Targeted Fuzzing Is Improving Linux Security, Linus Torvalds Says

On the sidelines of announcing the fifth release candidate for the Linux kernel version 4.14, Linus Torvalds said fuzzing, which involves stress testing a system by generating random code to induce errors, is helping the community find and fix a range of security vulnerabilities. He wrote: The other thing perhaps worth mentioning is how much random fuzzing people are doing, and it's finding things. We've always done fuzzing (who remembers the old "crashme" program that just generated random code and jumped to it?

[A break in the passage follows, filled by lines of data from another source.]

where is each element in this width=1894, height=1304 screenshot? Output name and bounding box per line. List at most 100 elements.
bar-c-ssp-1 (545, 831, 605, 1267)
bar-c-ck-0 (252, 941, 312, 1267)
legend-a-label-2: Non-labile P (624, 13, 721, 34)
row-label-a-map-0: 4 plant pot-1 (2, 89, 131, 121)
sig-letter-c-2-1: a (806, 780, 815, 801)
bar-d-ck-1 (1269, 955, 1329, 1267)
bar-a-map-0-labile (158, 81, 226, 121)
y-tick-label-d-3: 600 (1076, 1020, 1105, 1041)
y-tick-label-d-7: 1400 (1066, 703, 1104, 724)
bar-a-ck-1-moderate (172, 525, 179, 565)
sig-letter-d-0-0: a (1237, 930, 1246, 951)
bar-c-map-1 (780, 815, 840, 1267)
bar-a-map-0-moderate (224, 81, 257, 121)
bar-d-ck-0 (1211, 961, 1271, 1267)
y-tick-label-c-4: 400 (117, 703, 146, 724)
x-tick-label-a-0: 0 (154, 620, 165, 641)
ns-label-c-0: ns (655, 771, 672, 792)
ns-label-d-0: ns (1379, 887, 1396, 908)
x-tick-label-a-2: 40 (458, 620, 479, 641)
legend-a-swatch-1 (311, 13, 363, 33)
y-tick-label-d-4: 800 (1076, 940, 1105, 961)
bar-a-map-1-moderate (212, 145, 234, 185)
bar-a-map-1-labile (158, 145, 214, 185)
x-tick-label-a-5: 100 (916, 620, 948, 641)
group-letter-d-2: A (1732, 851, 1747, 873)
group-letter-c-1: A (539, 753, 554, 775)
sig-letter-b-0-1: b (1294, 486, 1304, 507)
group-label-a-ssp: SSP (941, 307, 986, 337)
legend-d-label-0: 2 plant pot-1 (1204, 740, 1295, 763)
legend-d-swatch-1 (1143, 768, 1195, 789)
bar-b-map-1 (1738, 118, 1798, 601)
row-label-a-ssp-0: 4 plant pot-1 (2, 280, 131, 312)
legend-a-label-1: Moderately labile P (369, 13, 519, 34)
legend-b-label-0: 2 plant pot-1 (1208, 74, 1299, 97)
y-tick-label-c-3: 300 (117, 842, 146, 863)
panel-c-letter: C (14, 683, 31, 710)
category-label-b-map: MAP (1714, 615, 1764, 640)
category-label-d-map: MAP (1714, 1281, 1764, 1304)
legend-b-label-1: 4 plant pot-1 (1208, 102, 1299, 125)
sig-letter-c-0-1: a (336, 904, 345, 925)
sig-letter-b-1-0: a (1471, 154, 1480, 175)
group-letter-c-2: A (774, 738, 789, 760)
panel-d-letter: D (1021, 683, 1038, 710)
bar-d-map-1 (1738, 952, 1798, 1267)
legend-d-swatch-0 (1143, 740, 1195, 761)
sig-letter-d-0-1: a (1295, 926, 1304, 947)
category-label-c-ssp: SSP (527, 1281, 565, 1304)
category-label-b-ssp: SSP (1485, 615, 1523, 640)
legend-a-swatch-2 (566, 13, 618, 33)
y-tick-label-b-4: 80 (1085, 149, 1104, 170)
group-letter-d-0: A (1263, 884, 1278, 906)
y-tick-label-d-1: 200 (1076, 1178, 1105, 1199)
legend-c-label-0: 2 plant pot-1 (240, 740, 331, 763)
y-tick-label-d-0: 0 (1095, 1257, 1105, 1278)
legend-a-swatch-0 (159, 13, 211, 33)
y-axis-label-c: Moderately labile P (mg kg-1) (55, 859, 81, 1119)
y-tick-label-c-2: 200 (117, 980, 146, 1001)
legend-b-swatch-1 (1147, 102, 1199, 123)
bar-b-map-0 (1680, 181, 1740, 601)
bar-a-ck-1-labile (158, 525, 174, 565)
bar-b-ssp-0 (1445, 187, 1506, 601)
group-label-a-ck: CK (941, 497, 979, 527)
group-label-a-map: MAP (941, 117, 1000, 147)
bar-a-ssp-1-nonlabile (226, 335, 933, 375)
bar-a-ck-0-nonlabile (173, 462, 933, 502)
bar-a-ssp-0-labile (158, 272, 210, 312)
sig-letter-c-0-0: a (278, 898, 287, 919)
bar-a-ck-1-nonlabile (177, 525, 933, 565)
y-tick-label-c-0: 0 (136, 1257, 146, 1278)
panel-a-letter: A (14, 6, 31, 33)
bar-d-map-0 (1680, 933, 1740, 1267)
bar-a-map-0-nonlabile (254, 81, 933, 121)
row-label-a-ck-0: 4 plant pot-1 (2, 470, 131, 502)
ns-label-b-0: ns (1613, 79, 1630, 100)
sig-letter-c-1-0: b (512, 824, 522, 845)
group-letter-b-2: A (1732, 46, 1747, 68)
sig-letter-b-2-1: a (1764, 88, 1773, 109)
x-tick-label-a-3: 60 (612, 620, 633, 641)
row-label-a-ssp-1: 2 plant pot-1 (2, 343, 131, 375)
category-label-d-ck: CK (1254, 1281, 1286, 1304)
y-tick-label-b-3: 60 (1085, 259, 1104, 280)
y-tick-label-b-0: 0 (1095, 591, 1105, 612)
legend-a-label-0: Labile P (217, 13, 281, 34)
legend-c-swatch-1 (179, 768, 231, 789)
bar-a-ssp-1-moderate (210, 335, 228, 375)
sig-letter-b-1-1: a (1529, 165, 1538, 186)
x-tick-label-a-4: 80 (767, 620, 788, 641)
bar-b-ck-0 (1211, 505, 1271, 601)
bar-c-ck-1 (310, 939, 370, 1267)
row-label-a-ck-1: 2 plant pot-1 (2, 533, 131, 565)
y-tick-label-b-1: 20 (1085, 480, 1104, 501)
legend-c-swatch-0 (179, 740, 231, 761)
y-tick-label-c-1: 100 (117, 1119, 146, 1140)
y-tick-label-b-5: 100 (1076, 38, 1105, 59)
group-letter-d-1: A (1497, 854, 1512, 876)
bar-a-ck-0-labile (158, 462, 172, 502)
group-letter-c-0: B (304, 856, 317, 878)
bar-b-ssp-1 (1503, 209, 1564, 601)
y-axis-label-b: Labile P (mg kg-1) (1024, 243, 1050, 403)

We used to do that quite actively very early on), but people have been doing some nice targeted fuzzing of driver subsystems etc, and there's been various fixes (not just this last week either) coming out of those efforts. Very nice to see.

Crashme

[ArhcAngel]

I use the crashme program to generate random code. Then I run it through Google translate and self publish on Amazon. Not a bad way to make a living.

Re:Crashme

[sinij]

I use crashme to generate random code, sprinkle it with various progressive words and submit it to gender studies journals. Apparently I am now a world-leading expert on sociolinguistic micro aggressions.

fuzzing works.

[OFnow]

As maintainer of a small open source library and program I have benefitted immensely from the efforts of a small number of volunteers running fuzzing programs and using Address Sanitizer to locate bugs in the code I maintain. These volunteers have found bugs and reported them and provided testcases useful for regression testing. I am profoundly grateful to these folks.

Re:fuzzing works.

[phantomfive]

The answer is lots and lots of random input. If you just start injecting random data into a field, you'll find a lot.

The difficult part is that you want the random data to get past the initial sanity checks. To do that, you need to have relatively deep knowledge of the thing you are fuzzing. That is why automated fuzzing tools tend to be a bit frustrating.